Now the franchisee is expected to invest about Rs 1.25-1.5 crore to set up the machinery. Arvind, on its part, is going to contribute technical know-how and promotional support. The franchisee also get a right to appoint retailers and essentially chart out the distribution route for the entire state. The franchisee is also required to map out the routes for market coverage.

While franchisee picks up the raw material from Arvind on a mark-up of about 15-18 per cent, he gets to keep the retailer margin. The payback time for the franchisee is expected to be between three to four years. Arvind is also going to put some key personnel permanently with the franchisee to oversee the production process and also to advise them on day-to-day management.

The selection of these franchisees is being done on the basis of their experience of their experience in the textile business in that particular state. For example, Sharda Fashions has been in the business for the past century. Arvind is banking on the fact that experienced franchisees know the market and the channels very well. This will enable them to better access market information and quickly snuff out imitators and control competitors.

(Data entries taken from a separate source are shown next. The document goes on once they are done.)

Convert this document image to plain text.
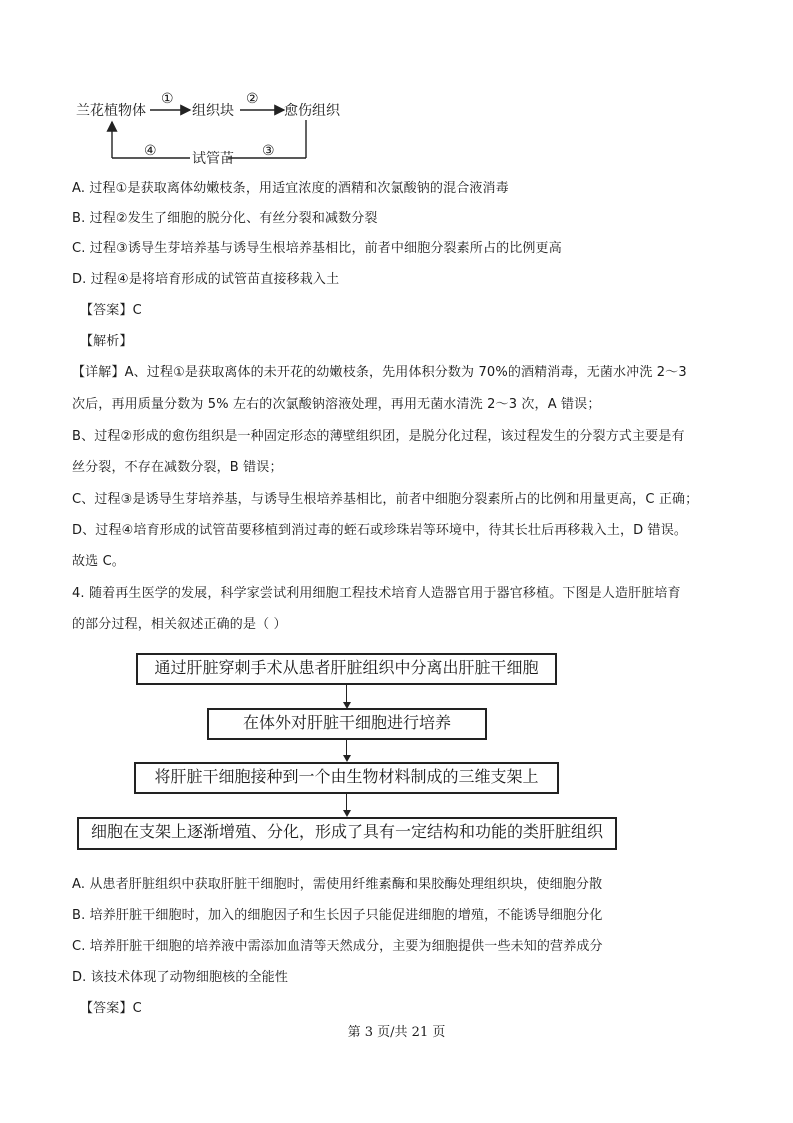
兰花植物体
①
组织块
②
愈伤组织
③
试管苗
④
A. 过程①是获取离体幼嫩枝条，用适宜浓度的酒精和次氯酸钠的混合液消毒
B. 过程②发生了细胞的脱分化、有丝分裂和减数分裂
C. 过程③诱导生芽培养基与诱导生根培养基相比，前者中细胞分裂素所占的比例更高
D. 过程④是将培育形成的试管苗直接移栽入土
【答案】C
【解析】
【详解】A、过程①是获取离体的未开花的幼嫩枝条，先用体积分数为 70%的酒精消毒，无菌水冲洗 2～3
次后，再用质量分数为 5% 左右的次氯酸钠溶液处理，再用无菌水清洗 2～3 次，A 错误；
B、过程②形成的愈伤组织是一种固定形态的薄壁组织团，是脱分化过程，该过程发生的分裂方式主要是有
丝分裂，不存在减数分裂，B 错误；
C、过程③是诱导生芽培养基，与诱导生根培养基相比，前者中细胞分裂素所占的比例和用量更高，C 正确；
D、过程④培育形成的试管苗要移植到消过毒的蛭石或珍珠岩等环境中，待其长壮后再移栽入土，D 错误。
故选 C。
4. 随着再生医学的发展，科学家尝试利用细胞工程技术培育人造器官用于器官移植。下图是人造肝脏培育
的部分过程，相关叙述正确的是（ ）
通过肝脏穿刺手术从患者肝脏组织中分离出肝脏干细胞
在体外对肝脏干细胞进行培养
将肝脏干细胞接种到一个由生物材料制成的三维支架上
细胞在支架上逐渐增殖、分化，形成了具有一定结构和功能的类肝脏组织
A. 从患者肝脏组织中获取肝脏干细胞时，需使用纤维素酶和果胶酶处理组织块，使细胞分散
B. 培养肝脏干细胞时，加入的细胞因子和生长因子只能促进细胞的增殖，不能诱导细胞分化
C. 培养肝脏干细胞的培养液中需添加血清等天然成分，主要为细胞提供一些未知的营养成分
D. 该技术体现了动物细胞核的全能性
【答案】C
第 3 页/共 21 页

For Arvind, this masterstroke will, at one go, reduce the logistical complexity and bring down the cost of doing business. The company can then focus better on 50,000-plus population towns and use its expertise to set up distribution channels in those towns. In these towns, the company plans to take a leaf out of fast-moving consumer goods (FMCG) marketers and employ retailing vans to distribute ready-to-stitch kits to even ordinary retailers. These retailers are expected to stock a minimum number of SKUs. Rather than selectively distributing to a few cloth shops in these towns, the van route is reckoned to widen reach substantially because the halts have been carefully chosen, keeping in mind the volume of consumer traffic.

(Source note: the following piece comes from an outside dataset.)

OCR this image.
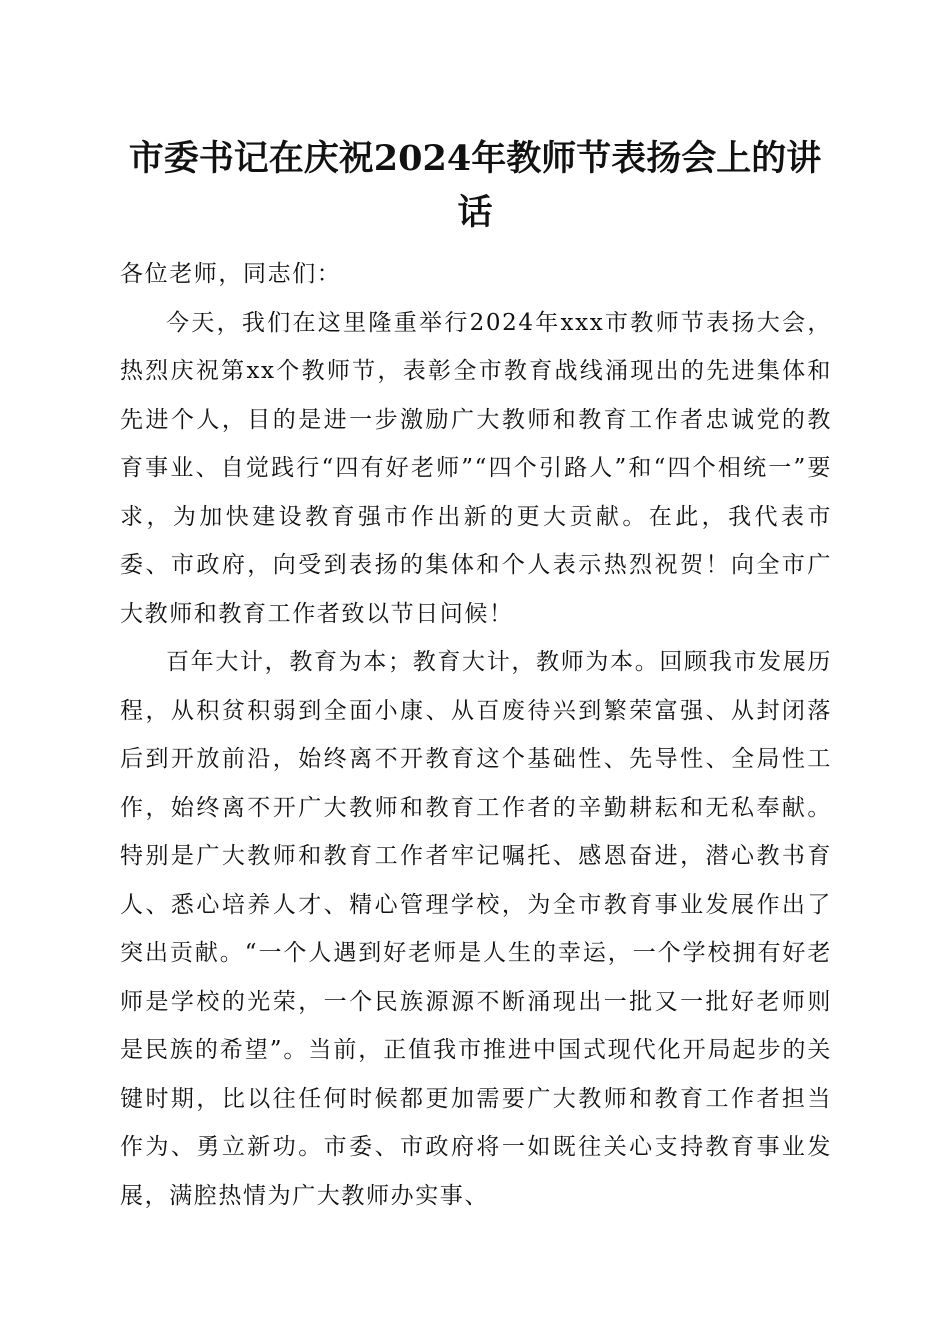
市委书记在庆祝2024年教师节表扬会上的讲话

各位老师，同志们：

今天，我们在这里隆重举行2024年xxx市教师节表扬大会，热烈庆祝第xx个教师节，表彰全市教育战线涌现出的先进集体和先进个人，目的是进一步激励广大教师和教育工作者忠诚党的教育事业、自觉践行“四有好老师”“四个引路人”和“四个相统一”要求，为加快建设教育强市作出新的更大贡献。在此，我代表市委、市政府，向受到表扬的集体和个人表示热烈祝贺！向全市广大教师和教育工作者致以节日问候！

百年大计，教育为本；教育大计，教师为本。回顾我市发展历程，从积贫积弱到全面小康、从百废待兴到繁荣富强、从封闭落后到开放前沿，始终离不开教育这个基础性、先导性、全局性工作，始终离不开广大教师和教育工作者的辛勤耕耘和无私奉献。特别是广大教师和教育工作者牢记嘱托、感恩奋进，潜心教书育人、悉心培养人才、精心管理学校，为全市教育事业发展作出了突出贡献。“一个人遇到好老师是人生的幸运，一个学校拥有好老师是学校的光荣，一个民族源源不断涌现出一批又一批好老师则是民族的希望”。当前，正值我市推进中国式现代化开局起步的关键时期，比以往任何时候都更加需要广大教师和教育工作者担当作为、勇立新功。市委、市政府将一如既往关心支持教育事业发展，满腔热情为广大教师办实事、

Of course, the distribution thrust towards ordinary retailers is not without its drawbacks. Says a retailing expert, In smaller cities consumers look for a multitude of colours even in jeans just as

they would do in ordinary trousers. This means that at an average the retailer will have to stock at least five to six SKUs to offer the colour choice. Replenishing the exact requirements

may become complicated and a costly affair as service cycles may be more.

But as long as the consumer remains in the Arvind fold that price would be worth paying. Says an market analyst, Even if Arvind makes only Rs 15-20 per unit on Ruf and Tuf it will still be advantageous. Over the longer time-frame its lower cost of production and the critical mass will bring in the profits.